The truth is that even though my relationship with that family member is forever altered by this experience, I feel more compassion for them now. I know that I’m able to love them more deeply than I was ever able to before – even if they don’t feel the same. It seems possible that, in writing Mother Shadow, a pattern in our maternal line has been disrupted, and a kind of healing has resulted which will be passed on to the generations who come after ours.
In other words, while writing family memoir has come at a cost, good has come of it too. I may yet return to that third book one day. For now, however, I’m trying my hand at fiction.
Cynthia Banham is a writer, journalist and lawyer. She is the author of three non-fiction books. Liberal Democracies and the Torture of their Citizens was based on her PhD. A Certain Light: A Memoir of Family, Loss and Hope, was shortlisted for the Prime Minister’s Literary Awards. Her most recent book is Mother Shadow: A Meditation on Maternal Inheritance, published by Upswell. She is currently working on a historical novel. When she is not writing, she is down by her frog pond, looking for tadpoles.



What an emotionally raw, honest piece – nothing less expected from Cynthia – identifying the exquisite pain that can result from writing memoir. Brava and thank you.
Dearest Annie, so glad Cynthia’s essay resonated with you so! You should also write one for my blog x
This is a fascinating behind-the-scenes look at writing memoir, thoughtful and aching. Thank you Cynthia.
Kathy, I’m looking forward to YOUR memoir 🙂
A beautiful meditation on writing memoir, integrity, ethical decision making and family fractures. Writing memoir is bold; taking a new direction in writing also requires courage, resilience, and wisdom.

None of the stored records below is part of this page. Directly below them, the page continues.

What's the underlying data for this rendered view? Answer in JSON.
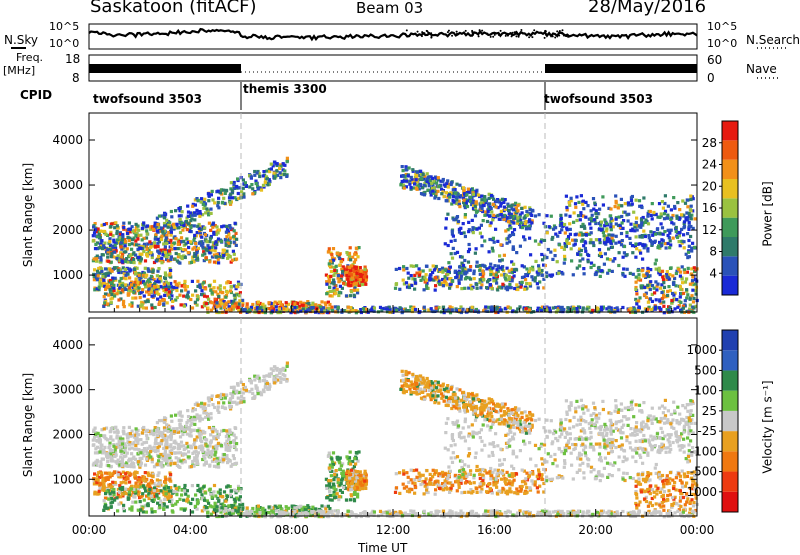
{
  "header": {
    "station": "Saskatoon (fitACF)",
    "beam": "Beam 03",
    "date": "28/May/2016"
  },
  "top_panels": {
    "nsky_label": "N.Sky",
    "nsearch_label": "N.Search",
    "noise_ticks": [
      "10^5",
      "10^0"
    ],
    "freq_label_line1": "Freq.",
    "freq_label_line2": "[MHz]",
    "freq_ticks": [
      "18",
      "8"
    ],
    "nave_label": "Nave",
    "nave_ticks": [
      "60",
      "0"
    ],
    "cpid_label": "CPID",
    "cpid_segments": [
      {
        "label": "twofsound 3503",
        "start": 0,
        "end": 6
      },
      {
        "label": "themis 3300",
        "start": 6,
        "end": 18
      },
      {
        "label": "twofsound 3503",
        "start": 18,
        "end": 24
      }
    ]
  },
  "chart_data": [
    {
      "type": "heatmap",
      "title": "",
      "ylabel": "Slant Range [km]",
      "xlabel": "",
      "xlim": [
        0,
        24
      ],
      "ylim": [
        180,
        4600
      ],
      "yticks": [
        1000,
        2000,
        3000,
        4000
      ],
      "colorbar": {
        "label": "Power [dB]",
        "ticks": [
          4,
          8,
          12,
          16,
          20,
          24,
          28
        ],
        "colors": [
          "#1a2ad6",
          "#2a52b8",
          "#2f7a6a",
          "#3f9a5a",
          "#9ac240",
          "#e8c020",
          "#f29018",
          "#ee5a10",
          "#e61a10"
        ]
      }
    },
    {
      "type": "heatmap",
      "title": "",
      "ylabel": "Slant Range [km]",
      "xlabel": "Time UT",
      "xlim": [
        0,
        24
      ],
      "ylim": [
        180,
        4600
      ],
      "yticks": [
        1000,
        2000,
        3000,
        4000
      ],
      "xticks": [
        "00:00",
        "04:00",
        "08:00",
        "12:00",
        "16:00",
        "20:00",
        "00:00"
      ],
      "colorbar": {
        "label": "Velocity [m s⁻¹]",
        "ticks": [
          1000,
          500,
          100,
          25,
          -25,
          -100,
          -500,
          -1000
        ],
        "colors": [
          "#2040b0",
          "#2f60c0",
          "#2f8a4a",
          "#6cc040",
          "#c8c8c8",
          "#e8a020",
          "#f07810",
          "#ee3a10",
          "#e01010"
        ]
      }
    }
  ]
}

Dearest Shannon, and you – such a brave and accomplished memoir writer – have the authority to say all this!
Very interesting about the ‘relay stories.’ I wonder if people relay stories to each other and then expect them to be taken as ‘gospel’. But sometimes the memoirist breaks that mould and may thereby be committing heresy. But it is the truth for that writer or author, and simply needs to be said.
Thanks for your piece.
Margaret, I think heretics often speak the truth. Or at least their own truth, as you say!
This is a very honest and powerful piece which makes me wants to buy Mother Shadow and read it straight away.
Please do this, dearest Sandra, it’s a wonderful book indeed!
Beautiful post. Thanks Cynthia and Lee.
So glad that you loved it as much as I did, dear Kate, and great to hear from you. x
What a wonderful insightful essay. Thanks for sharing your thoughts on memoir writing. I loved ‘A Certain Light’ & will definitely be reading ‘Mother Shadow’ & de Bres’ ‘Artful Truths: The Philosophy of Memoir’. Ahh, the joy of reading a piece that leads to more reading … Thank you both for putting this out there.
Dearest Jenny, thank you! You’ll love Cynthia’s new memoir, I’m sure. And I hope you’re still writing or finished writing your own compelling book.